Economia

Em setembro, inflação oficial fica em 0,48%


No acumulado em 12 meses, IPCA sobe para 4,53%, ficando pela 1ª vez no ano acima do centro meta de inflação (4,50%). Combustíveis respondem por metade da inflação no mês


  Por Agência Brasil 05 de Outubro de 2018 às 09:50

  | Agência de notícias da Empresa Brasileira de Comunicação.


A inflação medida pelo Índice Nacional de Preços ao Consumidor Amplo (IPCA) fechou setembro com alta de 0,48%, ante um recuo de 0,09% em agosto, de acordo com o Instituto Brasileiro de Geografia e Estatística (IBGE).

O resultado ficou no teto do intervalo das estimativas dos analistas ouvidos pelo Projeções Broadcast, que previam uma alta de 0,28% a 0,48%, com mediana positiva de 0,44%.

A inflação de 0,48% em setembro foi o resultado mais elevado para o mês desde 2015, quando a taxa havia subido 0,54%, segundo o IBGE.

A taxa acumulada pela inflação no ano foi de 3,34%. Em 12 meses, o IPCA acumulou alta de 4,53%, também no teto das projeções dos analistas, que iam de 4,28% a 4,53%, com mediana de 4,49%. Trata-se do maior resultado desde março de 2017, quando ficou em 4,57%.

O grupo transportes teve o maior impacto no IPCA de setembro, porque apresentou alta de 1,69% após queda de 1,22% em agosto. A variação foi puxada pelos combustíveis e foi a maior para um mês de setembro desde o início do Plano Real, em 1994.

GASOLINA 

Entre os combustíveis pesquisados, apenas o gás veicular teve uma desaceleração de preços. A gasolina saiu de -1,45% em agosto para 3,94% em setembro, o etanol foi de -4,69% para 5,42% e o óleo diesel, de -0,29% para 6,91%.

O gerente do Sistema Nacional de Índices de Preços do IBGE, Fernando Gonçalves, explicou que o reajuste do diesel - 13% nas refinarias em 31 de agosto - impactou o consumidor final e a taxa de combustíveis.

As passagens aéreas também puxaram a inflação dos transportes com uma alta de 16,81%, invertendo o sentido da variação de preços de agosto, que havia sido de -26,12%.

Outro grupo que está entre as principais despesas das famílias é o de alimentos e bebidas, que, junto com os transportes, soma uma fatia de 43% dos gastos.

Em setembro, esse grupo teve alta de 0,1%, após dois meses seguidos de queda. As frutas (4,42%), arroz (2,16%) e o pão francês (0,96%) contribuíram para a elevação de preços.

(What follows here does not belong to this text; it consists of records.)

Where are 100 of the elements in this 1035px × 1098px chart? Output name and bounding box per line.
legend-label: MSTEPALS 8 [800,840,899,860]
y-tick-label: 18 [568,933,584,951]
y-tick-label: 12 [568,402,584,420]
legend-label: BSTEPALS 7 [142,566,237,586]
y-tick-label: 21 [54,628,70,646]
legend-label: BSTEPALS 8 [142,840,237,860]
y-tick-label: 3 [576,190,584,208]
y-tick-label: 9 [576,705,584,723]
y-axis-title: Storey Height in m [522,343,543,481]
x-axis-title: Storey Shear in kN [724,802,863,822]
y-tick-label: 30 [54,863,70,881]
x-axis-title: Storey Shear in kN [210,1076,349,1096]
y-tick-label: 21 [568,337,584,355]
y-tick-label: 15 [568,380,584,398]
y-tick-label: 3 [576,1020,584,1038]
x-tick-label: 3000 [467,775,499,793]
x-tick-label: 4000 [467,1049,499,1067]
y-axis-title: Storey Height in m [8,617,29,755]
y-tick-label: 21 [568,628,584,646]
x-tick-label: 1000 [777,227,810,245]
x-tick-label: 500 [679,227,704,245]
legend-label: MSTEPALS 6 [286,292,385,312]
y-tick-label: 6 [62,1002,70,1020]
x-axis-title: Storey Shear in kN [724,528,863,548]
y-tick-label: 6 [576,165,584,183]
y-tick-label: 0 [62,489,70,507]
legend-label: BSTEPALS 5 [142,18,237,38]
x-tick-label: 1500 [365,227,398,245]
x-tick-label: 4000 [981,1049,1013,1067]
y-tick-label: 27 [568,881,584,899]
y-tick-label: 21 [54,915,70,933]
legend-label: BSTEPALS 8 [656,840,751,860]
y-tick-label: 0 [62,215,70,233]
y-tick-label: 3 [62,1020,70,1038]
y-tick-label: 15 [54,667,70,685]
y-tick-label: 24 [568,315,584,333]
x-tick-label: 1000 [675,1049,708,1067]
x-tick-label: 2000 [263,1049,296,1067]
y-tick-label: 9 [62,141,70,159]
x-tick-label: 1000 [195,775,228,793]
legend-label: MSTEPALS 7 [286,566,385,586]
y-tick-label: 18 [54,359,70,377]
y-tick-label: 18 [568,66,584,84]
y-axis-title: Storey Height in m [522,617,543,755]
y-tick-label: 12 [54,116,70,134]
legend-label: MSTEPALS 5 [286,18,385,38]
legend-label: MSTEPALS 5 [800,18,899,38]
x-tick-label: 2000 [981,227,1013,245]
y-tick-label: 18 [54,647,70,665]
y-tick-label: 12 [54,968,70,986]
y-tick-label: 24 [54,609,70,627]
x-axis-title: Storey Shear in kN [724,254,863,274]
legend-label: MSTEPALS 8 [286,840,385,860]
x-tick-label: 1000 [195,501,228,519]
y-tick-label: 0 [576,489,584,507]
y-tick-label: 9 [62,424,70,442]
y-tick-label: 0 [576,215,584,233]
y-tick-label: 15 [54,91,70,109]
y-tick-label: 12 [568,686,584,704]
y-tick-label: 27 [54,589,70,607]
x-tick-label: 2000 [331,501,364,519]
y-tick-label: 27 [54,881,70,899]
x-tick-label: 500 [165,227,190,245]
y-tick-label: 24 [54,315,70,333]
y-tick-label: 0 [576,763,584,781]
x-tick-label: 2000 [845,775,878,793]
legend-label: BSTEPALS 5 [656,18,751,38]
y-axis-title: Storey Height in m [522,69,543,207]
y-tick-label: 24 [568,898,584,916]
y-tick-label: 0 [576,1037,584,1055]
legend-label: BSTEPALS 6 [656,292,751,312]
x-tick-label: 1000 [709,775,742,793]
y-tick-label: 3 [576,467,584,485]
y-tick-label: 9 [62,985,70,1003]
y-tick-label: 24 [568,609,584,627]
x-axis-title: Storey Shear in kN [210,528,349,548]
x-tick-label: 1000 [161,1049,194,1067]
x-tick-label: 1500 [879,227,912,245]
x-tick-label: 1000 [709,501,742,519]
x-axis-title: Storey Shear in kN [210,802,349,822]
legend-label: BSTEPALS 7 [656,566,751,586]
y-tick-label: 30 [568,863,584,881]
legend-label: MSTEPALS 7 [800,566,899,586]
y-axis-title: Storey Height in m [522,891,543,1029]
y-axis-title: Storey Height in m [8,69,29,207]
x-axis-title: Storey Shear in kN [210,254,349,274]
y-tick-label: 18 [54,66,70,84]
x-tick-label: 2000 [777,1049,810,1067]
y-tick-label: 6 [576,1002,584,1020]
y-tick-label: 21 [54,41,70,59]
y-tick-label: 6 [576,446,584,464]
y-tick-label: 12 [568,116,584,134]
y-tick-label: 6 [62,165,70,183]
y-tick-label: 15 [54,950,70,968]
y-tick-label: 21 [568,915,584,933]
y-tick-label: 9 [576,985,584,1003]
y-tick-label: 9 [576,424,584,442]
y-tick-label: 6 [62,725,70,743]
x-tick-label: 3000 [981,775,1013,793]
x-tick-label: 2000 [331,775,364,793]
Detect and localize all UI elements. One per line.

A alimentação fora de casa teve uma alta de 0,29% em setembro, enquanto a alimentação em casa não variou.

"Energia elétrica subiu, taxa de água e esgoto subiu. Todos esses custos o empresário acaba passando para o setor final", diz Gonçalves.

INPC SOBE PARA 0,30%

A inflação para famílias com renda de um a cinco salários mínimos foi de 0,30% em setembro, enquanto o índice amplo foi de 0,48%.

O indicador que mede essa variação de preços é o Índice Nacional de Preços ao Consumidor (INPC). Em 12 meses, a variação acumulada no INPC é de 3,97%, enquanto a inflação oficial está em 4,53%. Em agosto, o INPC ficou estável, com 0% de variação.

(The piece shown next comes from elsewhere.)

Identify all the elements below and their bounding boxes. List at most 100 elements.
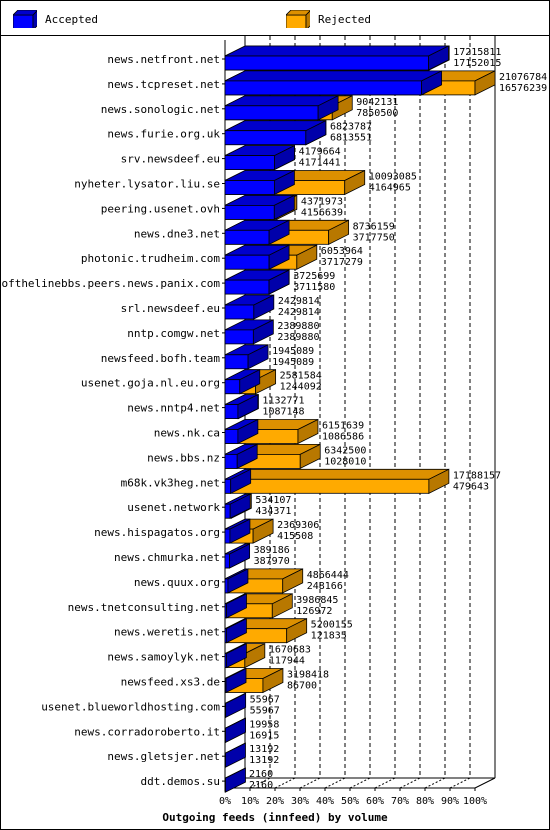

A elevação de preços dos produtos não alimentícios foi de 0,41%, o que representa uma aceleração em relação a agosto, quando somou 0,19%. Já os produtos alimentícios registraram alta de 0,05%, elevação que vem depois de uma queda de 0,41% em agosto.

Assim como no Índice de Preços ao Consumidor Amplo, Vitória teve a maior variação mensal do IPCA, com 0,75%. Já em 12 meses, Porto Alegre (5,21%) e São Paulo (5,19%) acumulam as maiores variações.